Hay, Romance. To be honest I don’t think that you can help me but I really need to let all this out. My story is rather average. I’m a 20 year old college student and I have been single for my entire life. When I say single I mean VERY single. I have liked several girls to greater or lesser degrees. Unfortunately nothing has ever come from this. To my knowledge no girl has ever been interested in me. Every single time I either end up in the friend zone or I am completely discounted. It doesn’t help that all of this rejection has exacerbated my all ready introverted nature. I talk to a small number of people, most of whom don’t interact with each other. Of these people I only consider one of them to be a real friend. I have tried very hard to be optimistic but it gets harder every day. It seems like these days any girl I might be interested in is already in a relationship. All around I see people holding hands and standing close and enjoying each other’s company, and I feel so jealous it hurts. It is starting to seem like I don’t even show up on women’s radar, their eyes just seem to skate right over me like I’m not even worth considering. My social life is nonexistent, and sense I live an hour away from campus, participating in campus life is almost impossible. Like I said, I don’t think that you can help but it is nice to know that people will listen and can probably understand. I hope that you can all have more luck than I am having.
>>1 Hey dude, I know how that feels. I'm one year behind you and I've yet to have a relationship either. I've liked girls in the past but it seems that no one's ever liked me. It sucks. It sucks more when you see people that are in a relationship and you wonder what the fuck you're doing wrong and why you just don't have any luck. It really hurts like hell sometimes, not that I mean to complain but, hey, there it is.
If it makes you feel any better, I feel the same way you do, and I'm only in high school.
I may be female, but that doesn't mean I don't have my fair share of crap going on in my life.
ITS NOT HOPELESS
I too am a 20 year old in college who has been single her entire life. People tell me I'm pretty so I must not be completely hideous. But I've yet to be in a relationship at all....
>>1 dont be a pansy, you got to be the best to get the best.
>>3 , >>2 here. I didn't mean that girls are immature and guys are supposed to be super mature, paragons of the human race. I agree with you, many many males are absolute trash. All they want is sex and they don't care about the feelings of the girl. All I meant to say is that from what I've seen is that many girls it seems, even at that age, are still immature enough to go for the "bad boy," instead of the quiet nice guys like us who really would care about them. I guess I'm just frustrated that I've spent my life trying to be a gentleman and all the girls seem to want the bad boy. It's bullshit and not fair. Besides, you seem to be assuming that because you're mature, you represent the rest of female kind; you don't. Just like I don't represent all males in trying to be a nice guy. It seems that for the most part, both sexes are comprised mostly of idiots: either immature males who only want to use women for sex and the girls who aren't mature enough to say fuck off to those kinds of guys. Then the rest of us are spread so thin that it's hard for nice people to meet each other. At least this is my experience; hence, why I'm so depressed about my love life.
I definitely have noticed what you mean.
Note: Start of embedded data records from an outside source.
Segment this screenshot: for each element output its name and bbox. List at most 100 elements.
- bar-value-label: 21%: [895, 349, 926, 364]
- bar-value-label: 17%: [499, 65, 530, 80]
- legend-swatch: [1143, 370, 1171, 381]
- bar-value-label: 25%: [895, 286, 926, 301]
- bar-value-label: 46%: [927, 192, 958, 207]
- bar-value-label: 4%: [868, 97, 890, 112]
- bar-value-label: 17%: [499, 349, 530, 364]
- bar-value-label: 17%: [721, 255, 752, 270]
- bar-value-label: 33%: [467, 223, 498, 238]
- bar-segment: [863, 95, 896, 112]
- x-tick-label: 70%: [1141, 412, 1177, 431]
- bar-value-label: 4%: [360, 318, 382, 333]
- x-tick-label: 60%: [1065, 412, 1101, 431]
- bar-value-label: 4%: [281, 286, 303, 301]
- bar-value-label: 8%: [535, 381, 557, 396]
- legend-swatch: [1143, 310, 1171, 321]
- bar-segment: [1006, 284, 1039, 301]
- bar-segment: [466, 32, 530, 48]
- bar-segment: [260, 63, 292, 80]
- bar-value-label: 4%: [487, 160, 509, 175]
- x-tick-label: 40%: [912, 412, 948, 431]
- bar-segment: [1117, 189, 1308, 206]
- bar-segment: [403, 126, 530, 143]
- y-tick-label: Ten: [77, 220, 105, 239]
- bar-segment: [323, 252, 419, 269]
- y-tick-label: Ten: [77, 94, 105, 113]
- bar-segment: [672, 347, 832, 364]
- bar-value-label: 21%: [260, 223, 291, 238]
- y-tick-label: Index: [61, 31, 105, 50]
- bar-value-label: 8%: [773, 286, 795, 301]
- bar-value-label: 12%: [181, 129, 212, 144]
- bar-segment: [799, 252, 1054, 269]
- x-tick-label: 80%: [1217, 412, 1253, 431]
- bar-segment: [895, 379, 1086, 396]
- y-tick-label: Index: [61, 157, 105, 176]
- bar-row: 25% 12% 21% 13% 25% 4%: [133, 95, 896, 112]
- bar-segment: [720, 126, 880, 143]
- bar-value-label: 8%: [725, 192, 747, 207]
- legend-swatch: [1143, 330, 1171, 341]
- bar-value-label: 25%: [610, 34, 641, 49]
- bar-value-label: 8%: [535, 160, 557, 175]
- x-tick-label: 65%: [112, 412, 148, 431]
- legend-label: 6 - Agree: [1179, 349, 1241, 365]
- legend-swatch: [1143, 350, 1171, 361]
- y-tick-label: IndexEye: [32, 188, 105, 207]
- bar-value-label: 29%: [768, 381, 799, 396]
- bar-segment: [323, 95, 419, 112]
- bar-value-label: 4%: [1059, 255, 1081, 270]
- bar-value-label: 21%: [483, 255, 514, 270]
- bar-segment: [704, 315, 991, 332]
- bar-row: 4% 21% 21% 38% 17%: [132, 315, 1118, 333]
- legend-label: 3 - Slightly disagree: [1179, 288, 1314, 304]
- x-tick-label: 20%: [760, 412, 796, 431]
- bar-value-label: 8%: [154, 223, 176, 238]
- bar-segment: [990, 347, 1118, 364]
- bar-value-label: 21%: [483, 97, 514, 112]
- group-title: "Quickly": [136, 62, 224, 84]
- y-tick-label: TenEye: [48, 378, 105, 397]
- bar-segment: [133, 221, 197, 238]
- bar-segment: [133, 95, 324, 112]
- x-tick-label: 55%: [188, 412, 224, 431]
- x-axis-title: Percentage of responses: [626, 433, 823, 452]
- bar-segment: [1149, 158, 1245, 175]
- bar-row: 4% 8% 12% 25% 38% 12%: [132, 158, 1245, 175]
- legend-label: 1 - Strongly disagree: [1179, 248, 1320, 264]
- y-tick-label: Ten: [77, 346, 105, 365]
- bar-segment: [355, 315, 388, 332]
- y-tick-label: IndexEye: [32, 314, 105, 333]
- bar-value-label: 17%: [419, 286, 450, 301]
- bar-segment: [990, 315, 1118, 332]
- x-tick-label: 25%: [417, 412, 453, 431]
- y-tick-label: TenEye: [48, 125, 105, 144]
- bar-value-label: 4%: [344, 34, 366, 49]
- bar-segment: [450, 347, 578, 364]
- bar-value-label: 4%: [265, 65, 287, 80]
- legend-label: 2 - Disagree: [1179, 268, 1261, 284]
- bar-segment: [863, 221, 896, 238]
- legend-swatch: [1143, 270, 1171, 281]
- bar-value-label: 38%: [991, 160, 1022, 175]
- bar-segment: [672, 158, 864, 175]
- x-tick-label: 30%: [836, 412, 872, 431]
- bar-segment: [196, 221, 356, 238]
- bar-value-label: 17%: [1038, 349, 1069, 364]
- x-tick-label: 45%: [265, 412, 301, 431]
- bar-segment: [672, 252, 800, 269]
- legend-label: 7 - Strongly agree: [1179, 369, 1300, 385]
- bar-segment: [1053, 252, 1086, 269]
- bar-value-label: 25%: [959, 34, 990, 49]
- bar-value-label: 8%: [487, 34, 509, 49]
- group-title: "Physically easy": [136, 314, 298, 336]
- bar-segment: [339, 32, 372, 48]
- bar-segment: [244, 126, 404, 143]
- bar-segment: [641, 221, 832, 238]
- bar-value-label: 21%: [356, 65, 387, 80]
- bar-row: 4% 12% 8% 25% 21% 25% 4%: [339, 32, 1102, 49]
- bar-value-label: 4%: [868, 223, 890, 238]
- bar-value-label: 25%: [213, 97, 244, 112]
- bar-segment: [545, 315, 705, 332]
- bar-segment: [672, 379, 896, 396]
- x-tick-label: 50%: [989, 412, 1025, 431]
The majority of men and women seem to be idiots. The hard part for me isn’t finding the nice girls, I see nice girls or at least girls who seem nice all the time. There are only two problems.
1) These girls often already have boyfriends, most of whom are far better looking and more socially exiting than I am.
2) When I finally do meet a single nice girl who is willing to talk with me I get friend-zoned.
>>9 You have to feel like you are the most important person in the room.
For inspiration, check out Lil Wayne in Pop Bottles, or 50 Cent in I get money. These are both good examples of how to get your swag on.
to poster #5
i'm a twenty something female and since i've never been with a guy before i hope he is inexperienced as me. if he was really experienced i think i'd feel anxious and pressured all the time.
there is hope, but it involves some effort and sweat on your side. You just need to reach out more for people you are interested in. If you shut yourself and hide on a corner, there's no chance someone will take an interest in you, considering there are plenty of other people around who don't make things so difficult for themselves.
ugh... dont u guys think this will be a major world-wide problem in the future?
I’m not sure that putting myself out there is the best idea. While girls do tend to like me when they get to know me, I’m not the kind of guy a girl gets excited about when he just approaches out of the blue. I usually come off as awkward, socially inept, and a little pathetic.
You need to define what is "hiding in a corner" and what is "taking advantage".
>>15 If at a party you sit in a corner, and don't speak with other people unless directly addressed to, you're hiding in a corner. You must actively initiate communication with others, without being a bother (that's a social skill you need to develop by training).
>>ugh... dont u guys think this will be a major world-wide problem in the future?